“And by putting COP24 in coal-rich Katowice, the Polish COP presidency has pulled this essential but unglamorous pursuit to the top of the policy agenda, where it belongs.”
In this piece by Sharan Burrow, General Secretary of the International Trade Union Confederation and member of the Global Commission on the Economy and Climate, we hear a resounding call for leadership. Tim Nixon, Managing Editor, Thomson Reuters Sustainability.
2018 will be remembered as the year that the climate warning hit rich countries. Temperature records have been set in Taiwan, Europe and the USA. Heat stroke has killed many people in countries including Japan, South Korea and Greece. Construction, agriculture and transport workers have suffered and even died from doing their jobs in these conditions.
The Intergovernmental Panel on Climate Change’s recently released report made for a sobering read. It showed us in no uncertain terms that acting on climate isn’t a choice, it’s a necessity: We’re already living in a world 1°C warmer than it should be, and every fraction of a degree further matters. Thankfully, the world’s biggest problem is also our biggest opportunity.
Creating a sustainable, inclusive economy will unlock multiple benefits that will improve lives and livelihoods for millions. New research from the New Climate Economy shows that bold climate action could unlock US$26 trillion in economic benefits through to 2030. It could also generate 65 million new low-carbon jobs globally in 2030, more than offsetting employment reductions in some declining sectors. Bold climate action, if done right, can also lead to an increase in women’s participation in the labour force.

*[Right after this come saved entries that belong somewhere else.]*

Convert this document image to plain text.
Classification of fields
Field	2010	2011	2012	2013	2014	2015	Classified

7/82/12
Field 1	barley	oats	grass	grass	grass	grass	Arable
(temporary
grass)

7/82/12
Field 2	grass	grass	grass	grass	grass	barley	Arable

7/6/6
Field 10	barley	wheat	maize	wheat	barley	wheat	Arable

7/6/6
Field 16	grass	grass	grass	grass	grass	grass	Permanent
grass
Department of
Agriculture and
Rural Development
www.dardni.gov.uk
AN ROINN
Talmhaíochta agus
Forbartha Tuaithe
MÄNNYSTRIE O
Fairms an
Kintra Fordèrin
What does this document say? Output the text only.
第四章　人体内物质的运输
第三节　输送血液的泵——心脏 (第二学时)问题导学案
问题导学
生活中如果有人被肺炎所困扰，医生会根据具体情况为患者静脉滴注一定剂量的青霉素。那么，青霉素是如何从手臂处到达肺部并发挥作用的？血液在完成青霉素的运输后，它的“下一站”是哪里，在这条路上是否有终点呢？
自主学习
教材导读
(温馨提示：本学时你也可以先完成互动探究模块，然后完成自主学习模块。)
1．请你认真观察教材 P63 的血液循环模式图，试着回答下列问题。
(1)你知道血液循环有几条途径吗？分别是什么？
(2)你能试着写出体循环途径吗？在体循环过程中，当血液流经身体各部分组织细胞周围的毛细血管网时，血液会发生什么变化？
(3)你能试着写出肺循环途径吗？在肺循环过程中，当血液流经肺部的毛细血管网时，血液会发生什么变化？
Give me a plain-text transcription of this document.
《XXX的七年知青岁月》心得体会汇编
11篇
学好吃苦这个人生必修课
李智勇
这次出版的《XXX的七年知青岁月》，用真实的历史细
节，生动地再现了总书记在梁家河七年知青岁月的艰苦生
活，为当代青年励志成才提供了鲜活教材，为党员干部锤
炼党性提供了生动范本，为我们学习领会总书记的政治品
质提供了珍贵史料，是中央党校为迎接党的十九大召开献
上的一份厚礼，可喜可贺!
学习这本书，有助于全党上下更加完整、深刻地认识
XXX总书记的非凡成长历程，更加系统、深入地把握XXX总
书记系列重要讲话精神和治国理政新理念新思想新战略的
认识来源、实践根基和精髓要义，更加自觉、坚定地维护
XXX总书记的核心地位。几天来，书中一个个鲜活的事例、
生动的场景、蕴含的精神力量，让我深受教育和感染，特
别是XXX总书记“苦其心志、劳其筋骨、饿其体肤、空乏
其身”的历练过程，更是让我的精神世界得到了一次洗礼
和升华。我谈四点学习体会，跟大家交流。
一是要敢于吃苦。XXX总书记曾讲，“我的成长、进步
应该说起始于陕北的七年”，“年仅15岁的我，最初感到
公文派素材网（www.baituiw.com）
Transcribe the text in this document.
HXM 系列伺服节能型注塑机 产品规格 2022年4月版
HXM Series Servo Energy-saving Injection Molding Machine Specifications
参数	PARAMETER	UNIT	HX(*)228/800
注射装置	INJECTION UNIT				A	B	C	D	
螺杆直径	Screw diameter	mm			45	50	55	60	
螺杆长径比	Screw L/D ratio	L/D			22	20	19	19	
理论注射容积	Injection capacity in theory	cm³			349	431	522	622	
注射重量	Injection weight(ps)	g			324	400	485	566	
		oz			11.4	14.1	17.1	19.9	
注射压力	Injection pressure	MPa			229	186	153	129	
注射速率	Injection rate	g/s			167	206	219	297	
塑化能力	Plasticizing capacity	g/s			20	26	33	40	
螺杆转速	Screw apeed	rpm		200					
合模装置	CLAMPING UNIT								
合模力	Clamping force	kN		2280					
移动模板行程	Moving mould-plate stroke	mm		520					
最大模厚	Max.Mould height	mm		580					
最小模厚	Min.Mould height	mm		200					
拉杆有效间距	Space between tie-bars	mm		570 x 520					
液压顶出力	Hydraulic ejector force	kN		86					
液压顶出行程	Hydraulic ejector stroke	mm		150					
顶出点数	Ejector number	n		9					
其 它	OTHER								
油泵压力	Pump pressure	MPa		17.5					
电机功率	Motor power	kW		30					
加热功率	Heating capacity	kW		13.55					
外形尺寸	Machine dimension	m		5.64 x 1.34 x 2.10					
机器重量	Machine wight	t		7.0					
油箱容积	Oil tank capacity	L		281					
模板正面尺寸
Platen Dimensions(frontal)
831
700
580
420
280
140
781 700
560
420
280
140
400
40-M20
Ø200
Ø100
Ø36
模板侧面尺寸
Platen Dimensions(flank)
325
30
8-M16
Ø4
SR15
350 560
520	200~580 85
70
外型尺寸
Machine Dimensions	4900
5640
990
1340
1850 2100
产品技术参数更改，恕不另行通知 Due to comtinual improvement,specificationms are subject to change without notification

Faced with the threat of runaway climate impacts and the promise of a cleaner, safer, more prosperous world, it’s clear that the real choice lies not in whether but in how we act on climate. As the world shifts away from fossil fuels, will we support the people and communities who have powered our lives in the past to transition to new livelihoods and opportunities? Or will we try to resist this inevitable shift, delaying and potentially making the transition even harder and costlier? There is undoubtedly real tension between the urgent need to curb greenhouse gas emissions and the pace at which we can expect communities and workers to adjust to a new low-carbon economy. But we can, and we must, address that tension.
The missing link between the world moving as quickly as is required to avoid catastrophic climate impacts and keeping the social fabric of our communities intact is what we call a “just transition”. In other words, society must build a bridge from where we are today to a future where jobs are green and decent, and poverty is eradicated, while communities thrive and are resilient.
The good news is we increasingly know how to do it. This isn’t about taking a running jump and hoping for the best. Building a bridge requires a planned and careful approach that includes: National and regional governments, working in partnership with industry and trade unions, to develop transition strategies; Diversification of local economies, something local universities and trade schools can play a key role in; The safeguarding of pensions and social protections that are essential for workers and their families to meet basic needs during periods of unemployment, retraining, or education; and open and transparent dialogue between government, businesses, trade unions, civil society, and communities.
Only through real and sometimes tough dialogue can we hope to reduce fear and conflict. The Government of Canada and the Province of Alberta know this, which is why they have already established social dialogues with coal workers and communities as they work to phase-out coal. Some of Alberta’s carbon price revenues have also been allocated to coal communities to further support their re-training and the economic transition. And in Uruguay, a rapid energy transition has moved the country from dependence on fossil fuel-based electricity and oil imports to having enough renewable power not only to supply over 94% of their own electricity system, but also to be able to export one third of the power they generate to Argentina. All while adhering to the International Labour Organization’s guidelines for a just transition.
Many other countries and regions – including New Zealand, Spain, Norway, Germany, and Port Augusta in Australia – are developing processes and dialogues to address these issues. And the Powering Past Coal Alliance, which consists of over 60 governments, organisations and leading businesses, has enormous potential to further support social dialogues.
These efforts provide inspiring examples for leaders of developed and developing countries on how to take earnest and concrete steps towards ensuring a future for all people, including those displaced by new climate economy industries and businesses. And by putting COP24 in coal-rich Katowice, the Polish COP presidency has pulled this essential but unglamorous pursuit to the top of the policy agenda, where it belongs.
We need commitments to building jobs and decent work on a living planet. We need to build trust and confidence that governments will invest in social dialogue and include the measures to ensure no one is left behind. It will take all of us.